Make a salad
Tired of eating thick soups and meat loaf? Have the winter blahs taken their toll, sending you out for high-fat fast food?
Help is on the way.
Make a salad to remind you spring is here. Add a baked chicken breast on top and you have main dish.
That's what those who took the "Spring Salads" class learned on Gentle Saturday hosted recently by District 833 Community Education.
Taught by Laurel Severson, students learned a lot more than how to make delicious salads. They got cooking tips as well.
The difference between standard cream cheese, low fat and no fat cream cheese is a matter of taste.
"When they take out the fat, they add more sugar to make up for it," Severson said.
If you must use a low or no-fat cheese, add some lemon juice or vinegar. "It will add zest," she said.
Sea salt and Kosher salt tend to clump, but can offer a brighter, fresher taste to food, as opposed to standard table salt.
Unsalted butter, if your recipe calls for it, can give a recipe a fresher taste. Salt is added as a preservative and can cover up lower quality butter. Bakers like unsalted butter so they can control the amount of salt in desserts and breads.
Use a potato peeler to take off strips of orange peel to flavor a cooked salad dressing. Make sure you do not shave off any of the white stuff because it's bitter. Before serving, remove the peels from the dressing.
Severson said Brie, a soft cheese, adds extra taste to a spinach salad topped with caramelized walnuts, raspberries and homemade raspberry vinaigrette dressing.

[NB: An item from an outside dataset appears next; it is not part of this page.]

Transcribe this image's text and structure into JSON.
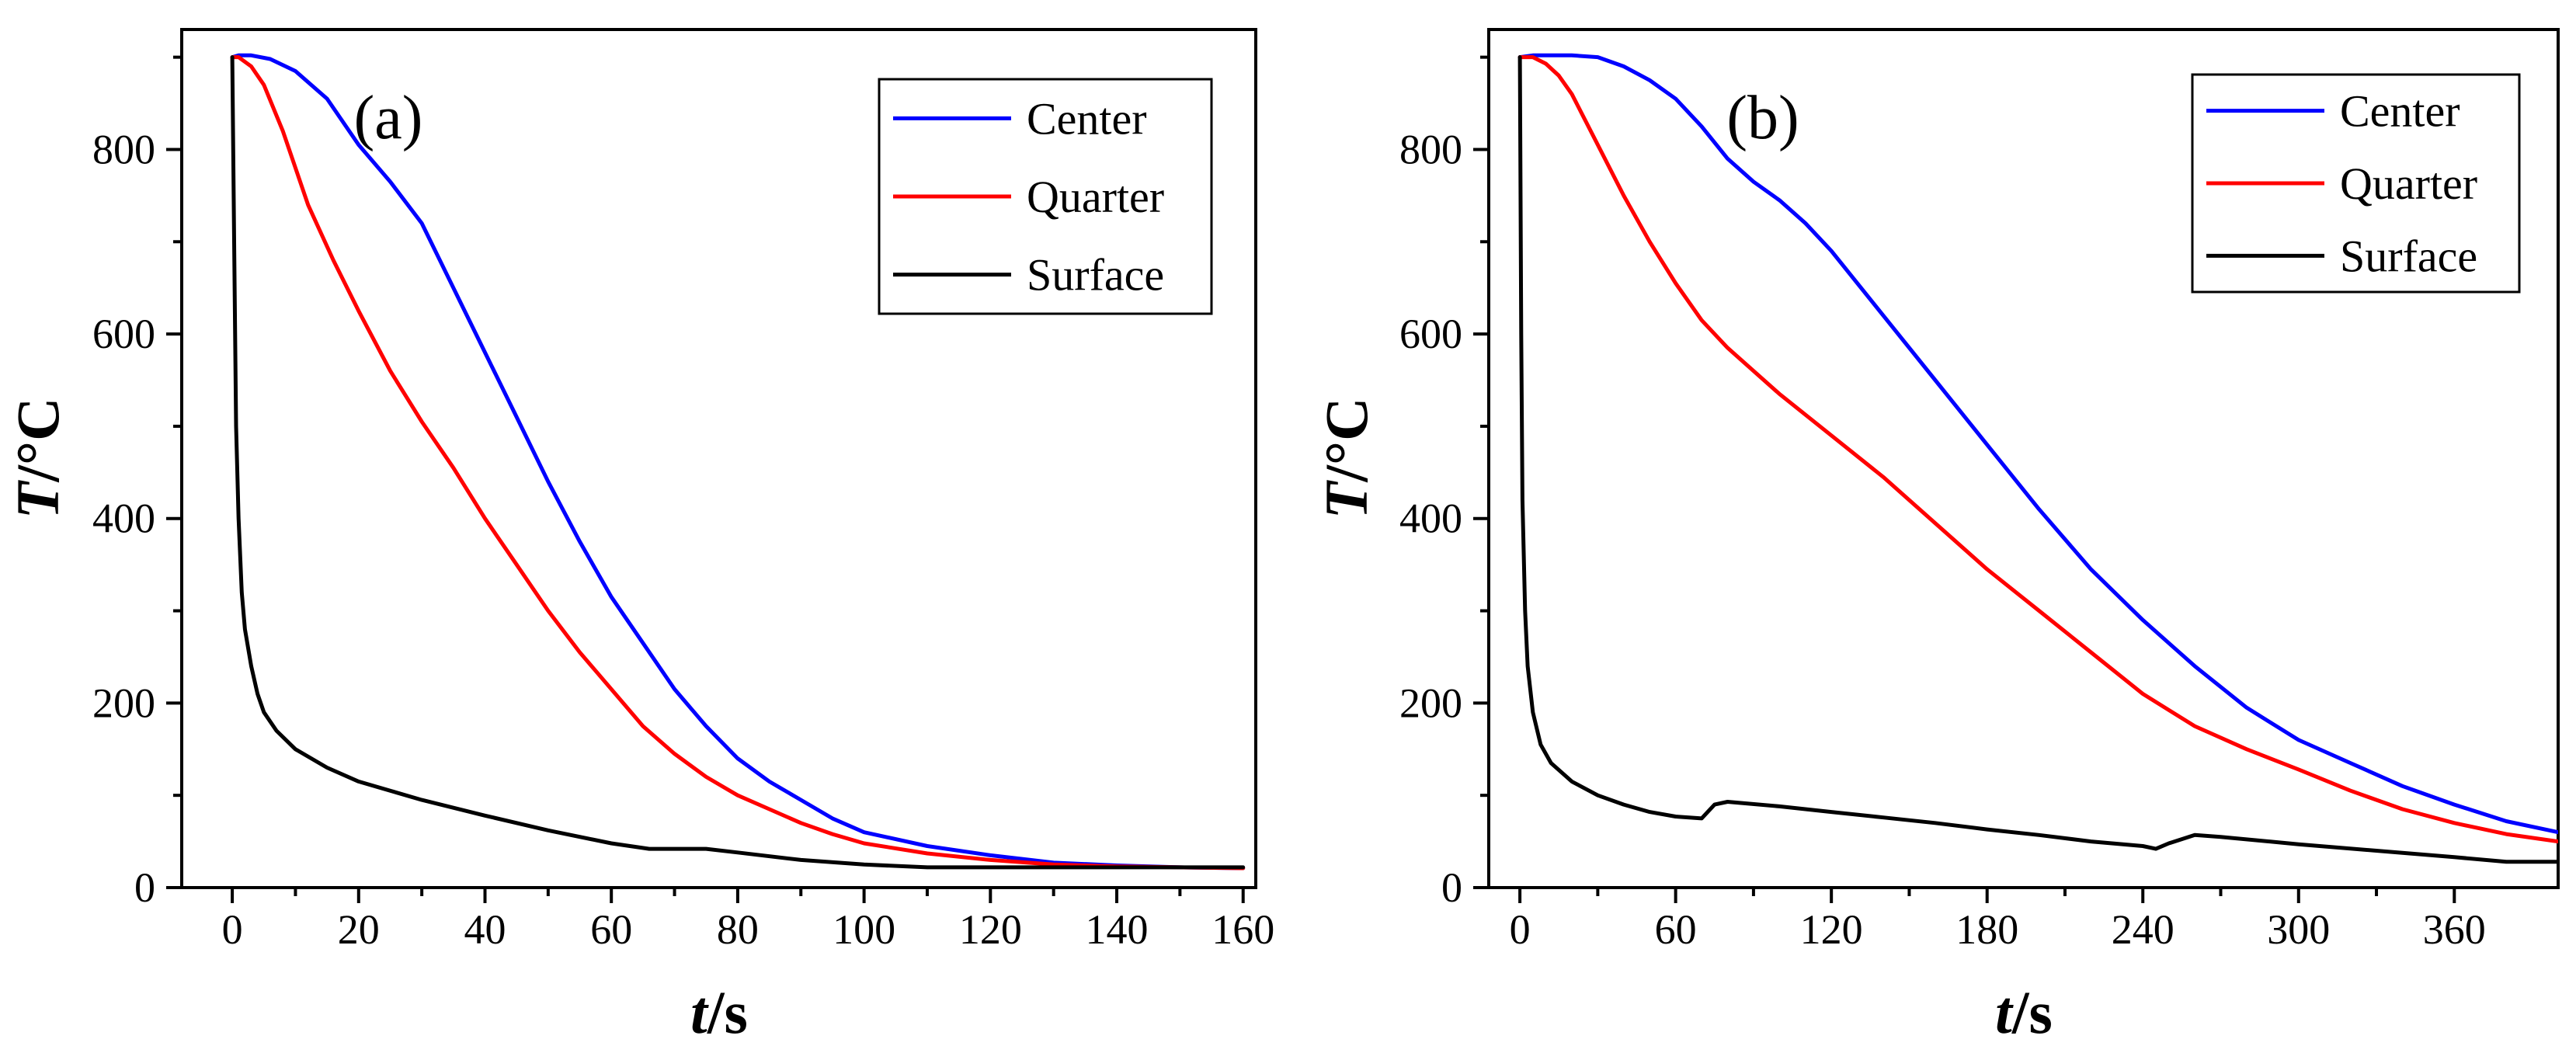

"The Brie coating is completely eatable, "Severson said. "Let your guests remove it if they want to. The riper the cheese, the more it will ooze out at room temperature."
There is more than one type of feta cheese, she said. Try shopping at a specialty food store and sample several kinds, she said.
While soaking up cooking tips, Carol Urbanski and Delina Sherette made a wild rice salad with fresh mushrooms and cashews.
"The class sounded wonderful," Sherette said. "You can't go wrong with salads."
Joe and Carol Fohrman enjoy cooking together.
"We wanted to do something new," said Carol while following the directions to cook Quinoa, a tiny grain that is cooked and added to chopped onions, peppers and olives.
Relatively new to American cooks, Quinoa is seeds of a plant related to spinach. When cooked, it offers "complete" protein.
Joe said food processors might be quicker, but he prefers chopping everything by hand.
Suzanne Coleman and Byerly have taken several cooking classes together including Chinese food and appetizers.
"Then we took belly dancing to burn off the weight we gained," Coleman said.